The Wnt/beta-catenin signaling pathway plays critical roles in embryonic development, including in dorsoventral (back-to-front) patterning in zebrafish. Because aberrant Wnt/beta-catenin activation is thought to cause a number of human diseases, especially cancers, pharmaceutical companies and academic investigators are actively seeking small molecules that inhibit this signaling pathway.
Charles Hong, M.D., Ph.D., associate professor of Medicine, and colleagues devised an in vivo zebrafish screen to identify small molecules that perturb dorsoventral patterning – and therefore might be Wnt inhibitors. In the Sept. 12 issue of Cell Reports, they describe the discovery of windorphen, a small molecule that blocks the Wnt signaling required for ventral development. They showed that windorphen selectively inhibits p300 histone acetyltransferase, a molecule that associates with beta-catenin to regulate gene expression – but that it does not block another beta-catenin-associated protein called CBP. They also demonstrated that windorphen kills cancer cells with activated Wnt signaling.

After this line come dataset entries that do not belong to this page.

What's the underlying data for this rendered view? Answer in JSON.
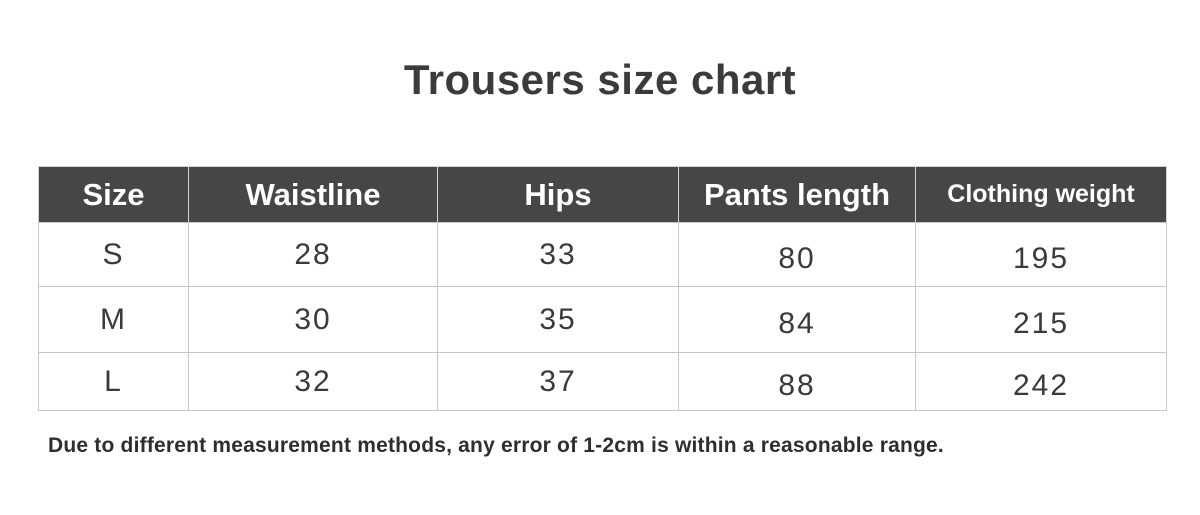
{
  "title": "Trousers size chart",
  "footnote": "Due to different measurement methods, any error of 1-2cm is within a reasonable range.",
  "colors": {
    "page_bg": "#ffffff",
    "title_color": "#3b3b3b",
    "header_bg": "#464646",
    "header_text": "#ffffff",
    "body_text": "#3a3a3a",
    "border_color": "#c6c6c6",
    "footnote_color": "#2e2e2e"
  },
  "chart_data": {
    "type": "table",
    "title": "Trousers size chart",
    "columns": [
      "Size",
      "Waistline",
      "Hips",
      "Pants length",
      "Clothing weight"
    ],
    "rows": [
      [
        "S",
        "28",
        "33",
        "80",
        "195"
      ],
      [
        "M",
        "30",
        "35",
        "84",
        "215"
      ],
      [
        "L",
        "32",
        "37",
        "88",
        "242"
      ]
    ],
    "note": "Due to different measurement methods, any error of 1-2cm is within a reasonable range.",
    "layout_hints": {
      "header_style": "dark band with white bold labels",
      "grid": "light gray 1px lines",
      "alignment": "all cells centered"
    }
  }
}
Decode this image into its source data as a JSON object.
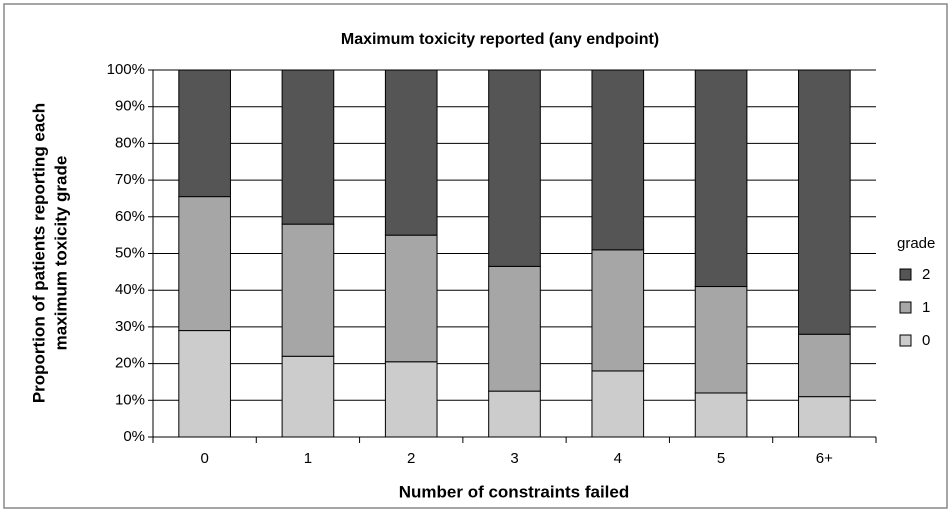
{
  "chart_data": {
    "type": "stacked_bar",
    "title": "Maximum toxicity reported (any endpoint)",
    "x_label": "Number of constraints failed",
    "y_label": [
      "Proportion of patients reporting each",
      "maximum toxicity grade"
    ],
    "legend_title": "grade",
    "categories": [
      "0",
      "1",
      "2",
      "3",
      "4",
      "5",
      "6+"
    ],
    "series": [
      {
        "name": "0",
        "color": "#cccccc",
        "values": [
          29,
          22,
          20.5,
          12.5,
          18,
          12,
          11
        ]
      },
      {
        "name": "1",
        "color": "#a6a6a6",
        "values": [
          36.5,
          36,
          34.5,
          34,
          33,
          29,
          17
        ]
      },
      {
        "name": "2",
        "color": "#555555",
        "values": [
          34.5,
          42,
          45,
          53.5,
          49,
          59,
          72
        ]
      }
    ],
    "ylim": [
      0,
      100
    ],
    "yticks": [
      {
        "value": 0,
        "label": "0%"
      },
      {
        "value": 10,
        "label": "10%"
      },
      {
        "value": 20,
        "label": "20%"
      },
      {
        "value": 30,
        "label": "30%"
      },
      {
        "value": 40,
        "label": "40%"
      },
      {
        "value": 50,
        "label": "50%"
      },
      {
        "value": 60,
        "label": "60%"
      },
      {
        "value": 70,
        "label": "70%"
      },
      {
        "value": 80,
        "label": "80%"
      },
      {
        "value": 90,
        "label": "90%"
      },
      {
        "value": 100,
        "label": "100%"
      }
    ],
    "grid": true,
    "legend": "right"
  }
}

The findings suggest that windorphen and other small molecules that target the p300 protein may offer therapeutic advantages as anti-cancer agents.
This research was supported by a Veterans Administration Merit Award, a Developmental Grant from the Center for Research in Fibrodysplasia Ossificans Progressiva and Related Disorders, and grants from the National Institutes of Health (HL104040, HL100398, GM081635, GM103926, CA095103).